Voor een expositie op de Dag van de Fotografie in Roosendaal besloot ik naar binnen te kijken. Niet naar mensen, niet naar landschappen maar naar dingen. Radertjes, weerstandjes, palletjes en printplaatjes: het soort onderdelen dat normaal verborgen blijft achter plastic behuizing en schroefjes die je eigenlijk niet mag losdraaien. Maar ik draaide ze los. En ik kreeg ook dingen aangeleverd die al uit elkaar lagen. Een feest voor de nieuwsgierige fotograaf.
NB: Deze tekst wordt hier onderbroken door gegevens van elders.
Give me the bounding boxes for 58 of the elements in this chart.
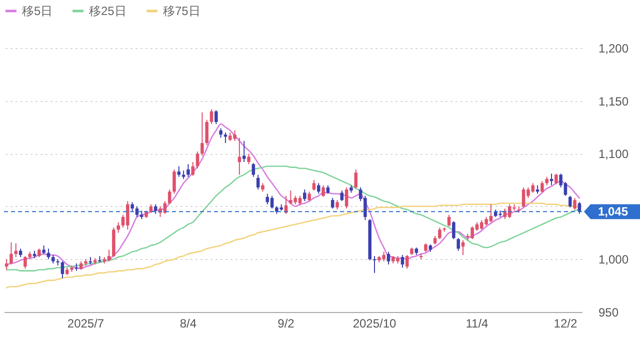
candlestick	[256, 174, 260, 190]
x-tick-label: 2025/7	[67, 316, 104, 330]
x-tick-label: 9/2	[278, 316, 295, 330]
candlestick	[554, 173, 558, 185]
candlestick	[330, 197, 334, 210]
candlestick	[308, 191, 311, 202]
candlestick	[196, 150, 200, 169]
candlestick	[438, 227, 442, 240]
candlestick	[400, 254, 404, 268]
candlestick	[540, 180, 544, 194]
candlestick	[60, 260, 64, 279]
candlestick	[214, 110, 218, 125]
candlestick	[344, 186, 348, 210]
candlestick	[14, 242, 18, 258]
candlestick	[130, 202, 134, 212]
candlestick	[354, 168, 358, 189]
candlestick	[573, 197, 576, 210]
candlestick	[447, 214, 451, 227]
candlestick	[186, 164, 190, 178]
candlestick	[191, 162, 194, 176]
candlestick	[452, 220, 456, 240]
candlestick	[270, 195, 274, 210]
candlestick	[340, 190, 344, 202]
y-tick-label: 950	[598, 306, 619, 320]
candlestick	[456, 238, 460, 252]
y-tick-label: 1,200	[598, 42, 629, 56]
candlestick	[568, 195, 572, 208]
candlestick	[303, 189, 306, 202]
candlestick	[205, 119, 208, 146]
y-tick-label: 1,100	[598, 147, 629, 162]
candlestick	[242, 140, 246, 163]
candlestick	[219, 128, 222, 138]
y-tick-label: 1,150	[598, 94, 629, 108]
candlestick	[200, 112, 204, 156]
candlestick	[116, 222, 120, 234]
candlestick	[372, 256, 376, 274]
legend-label: 移25日	[89, 4, 126, 18]
legend-label: 移75日	[163, 4, 200, 18]
candlestick	[168, 189, 172, 205]
ref-line-label: 1,045	[598, 204, 628, 219]
candlestick	[312, 180, 316, 192]
candlestick	[10, 242, 13, 265]
x-tick-label: 2025/10	[352, 316, 397, 330]
y-tick-label: 1,000	[598, 252, 629, 267]
line-series	[6, 123, 580, 270]
x-tick-label: 11/4	[466, 316, 489, 330]
candlestick	[322, 184, 325, 198]
candlestick	[24, 256, 27, 270]
candlestick	[210, 108, 214, 125]
candlestick	[172, 168, 176, 194]
candlestick	[386, 251, 390, 265]
candlestick	[247, 153, 250, 165]
candlestick	[405, 254, 409, 270]
x-tick-label: 8/4	[180, 316, 197, 330]
candlestick	[252, 162, 256, 178]
x-tick-label: 12/2	[554, 316, 578, 330]
candlestick	[336, 200, 339, 210]
legend-label: 移5日	[22, 4, 53, 18]
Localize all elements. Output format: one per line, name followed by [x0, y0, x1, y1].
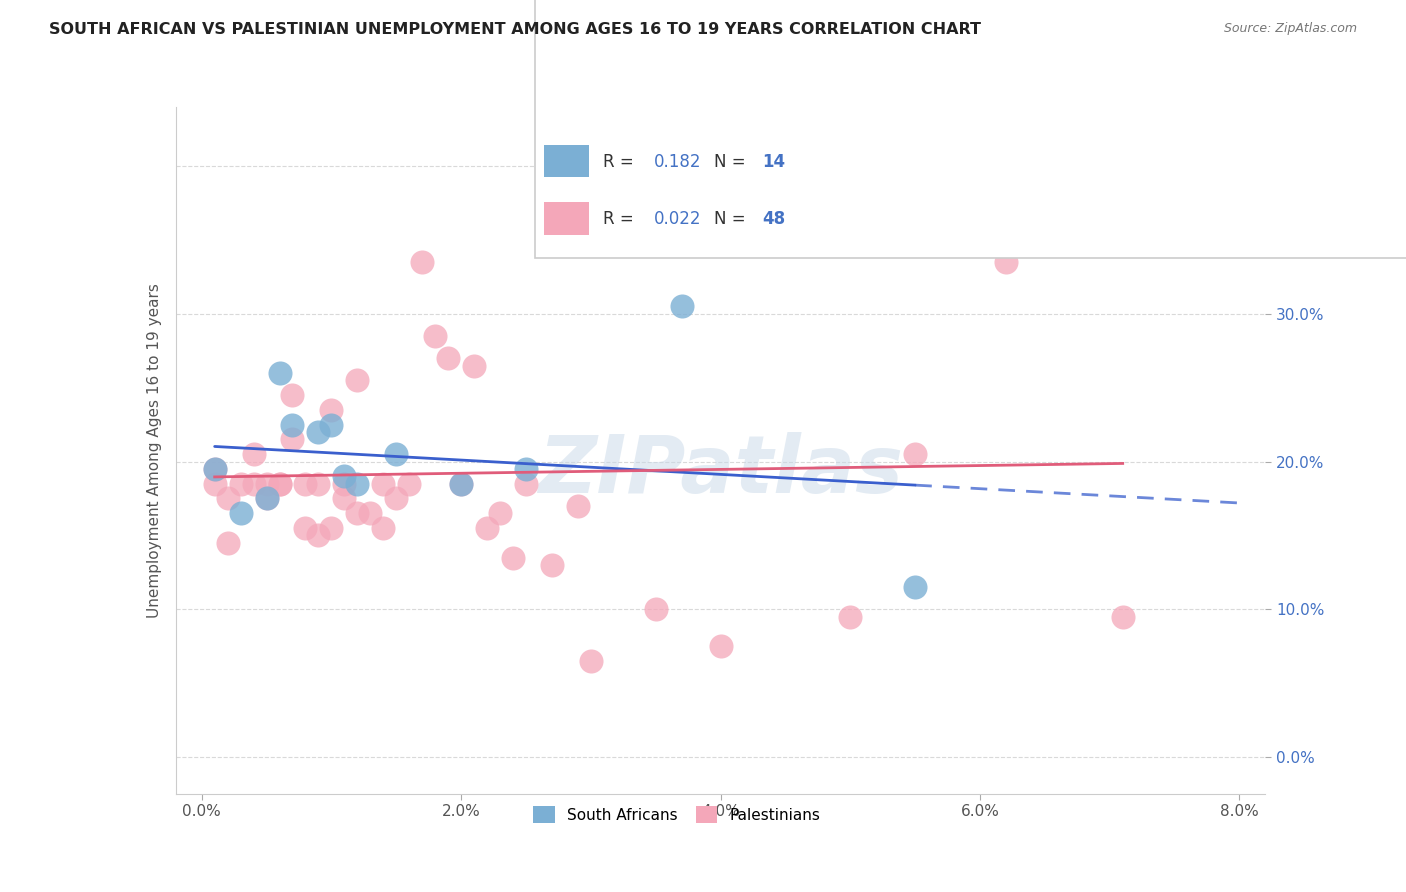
- Point: [242, 447, 264, 461]
- Point: [269, 476, 291, 491]
- Point: [359, 506, 381, 520]
- Point: [904, 580, 927, 594]
- Point: [281, 417, 304, 432]
- Point: [373, 476, 395, 491]
- Point: [333, 491, 356, 506]
- Point: [644, 602, 666, 616]
- Point: [450, 476, 472, 491]
- Point: [437, 351, 460, 366]
- Text: SOUTH AFRICAN VS PALESTINIAN UNEMPLOYMENT AMONG AGES 16 TO 19 YEARS CORRELATION : SOUTH AFRICAN VS PALESTINIAN UNEMPLOYMEN…: [49, 22, 981, 37]
- Point: [398, 476, 420, 491]
- Point: [463, 359, 485, 373]
- Y-axis label: Unemployment Among Ages 16 to 19 years: Unemployment Among Ages 16 to 19 years: [146, 283, 162, 618]
- Point: [346, 506, 368, 520]
- Point: [204, 462, 226, 476]
- Point: [425, 329, 447, 343]
- Point: [839, 609, 862, 624]
- Point: [256, 491, 278, 506]
- Point: [373, 521, 395, 535]
- Point: [515, 462, 537, 476]
- Point: [229, 476, 252, 491]
- Point: [606, 218, 628, 232]
- Point: [281, 388, 304, 402]
- Point: [579, 654, 602, 668]
- Point: [321, 417, 343, 432]
- Point: [994, 255, 1017, 269]
- Point: [748, 122, 770, 136]
- Point: [269, 476, 291, 491]
- Point: [411, 255, 433, 269]
- Point: [489, 506, 512, 520]
- Text: ZIPatlas: ZIPatlas: [538, 432, 903, 510]
- Point: [256, 491, 278, 506]
- Point: [333, 469, 356, 483]
- Point: [475, 521, 498, 535]
- Point: [450, 476, 472, 491]
- Point: [541, 558, 564, 572]
- Legend: South Africans, Palestinians: South Africans, Palestinians: [526, 798, 828, 830]
- Point: [502, 550, 524, 565]
- Point: [294, 521, 316, 535]
- Point: [1112, 609, 1135, 624]
- Point: [710, 639, 733, 653]
- Point: [307, 476, 329, 491]
- Point: [204, 476, 226, 491]
- Point: [229, 506, 252, 520]
- Point: [567, 499, 589, 513]
- Text: Source: ZipAtlas.com: Source: ZipAtlas.com: [1223, 22, 1357, 36]
- Point: [294, 476, 316, 491]
- Point: [346, 373, 368, 387]
- Point: [242, 476, 264, 491]
- Point: [217, 491, 239, 506]
- Point: [217, 535, 239, 549]
- Point: [904, 447, 927, 461]
- Point: [321, 402, 343, 417]
- Point: [671, 300, 693, 314]
- Point: [333, 476, 356, 491]
- Point: [307, 528, 329, 542]
- Point: [204, 462, 226, 476]
- Point: [346, 476, 368, 491]
- Point: [385, 491, 408, 506]
- Point: [515, 476, 537, 491]
- Point: [321, 521, 343, 535]
- Point: [385, 447, 408, 461]
- Point: [281, 433, 304, 447]
- Point: [269, 366, 291, 380]
- Point: [256, 476, 278, 491]
- Point: [307, 425, 329, 439]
Soms was het resultaat ronduit teleurstellend. Moderne apparaten blijken vaak niet meer dan een zielige printplaat met een beetje soldeer. Functioneel? Zeker. Fotogeniek? Niet bepaald. Maar soms, soms was het magisch.
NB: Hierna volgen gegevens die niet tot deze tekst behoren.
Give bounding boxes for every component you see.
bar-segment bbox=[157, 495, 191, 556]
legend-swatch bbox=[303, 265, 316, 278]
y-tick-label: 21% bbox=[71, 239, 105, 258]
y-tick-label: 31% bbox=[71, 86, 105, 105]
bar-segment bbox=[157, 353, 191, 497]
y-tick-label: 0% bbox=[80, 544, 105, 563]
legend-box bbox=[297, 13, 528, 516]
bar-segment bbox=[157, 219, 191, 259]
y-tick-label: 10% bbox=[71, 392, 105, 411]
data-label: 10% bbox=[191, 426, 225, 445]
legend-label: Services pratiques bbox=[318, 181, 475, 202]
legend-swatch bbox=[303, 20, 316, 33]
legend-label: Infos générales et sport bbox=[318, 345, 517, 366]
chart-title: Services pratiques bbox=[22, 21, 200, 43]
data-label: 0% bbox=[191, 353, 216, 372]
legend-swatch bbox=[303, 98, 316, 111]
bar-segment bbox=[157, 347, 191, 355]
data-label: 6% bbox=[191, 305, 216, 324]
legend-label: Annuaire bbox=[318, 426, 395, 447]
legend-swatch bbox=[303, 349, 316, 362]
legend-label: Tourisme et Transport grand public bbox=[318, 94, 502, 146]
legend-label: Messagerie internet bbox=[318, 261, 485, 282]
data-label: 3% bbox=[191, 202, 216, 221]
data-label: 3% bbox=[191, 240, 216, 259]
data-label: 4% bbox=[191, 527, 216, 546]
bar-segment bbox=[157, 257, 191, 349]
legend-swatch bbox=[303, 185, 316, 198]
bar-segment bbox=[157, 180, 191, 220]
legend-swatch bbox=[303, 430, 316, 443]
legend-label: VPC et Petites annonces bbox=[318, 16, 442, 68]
De bellentelefoon met draaischijf was mijn witte raaf. Ik móest er een hebben. Niet te vinden bij de kringloop, niet op zolder, niet in de kelder van vergeten techniek. Tot Koningsdag. Mijn oom vond er een. Twee euro. Vreselijk smerig. Maar perfect. Bellen. Draaischijf. Een knop waarvan niemand meer weet waar die voor diende. Een hoorn met een draad die standaard in de knoop zat. Draadjes met een eenvoudig schroefje op hun plek gehouden. Stof. Vettigheid. Jarenlang gebruik. Een fotografische droom.
Normaal ben ik na zo’n project wel klaar met het onderwerp.
Maar niet dit keer. Wat er in een machientje zit blijft fascineren.
Het is alsof je een geheim opentrekt.
Alsof je even mag gluren in het technische hart van iets dat ooit leefde.
Ik ben nog lang niet klaar met kijken naar the inside of things.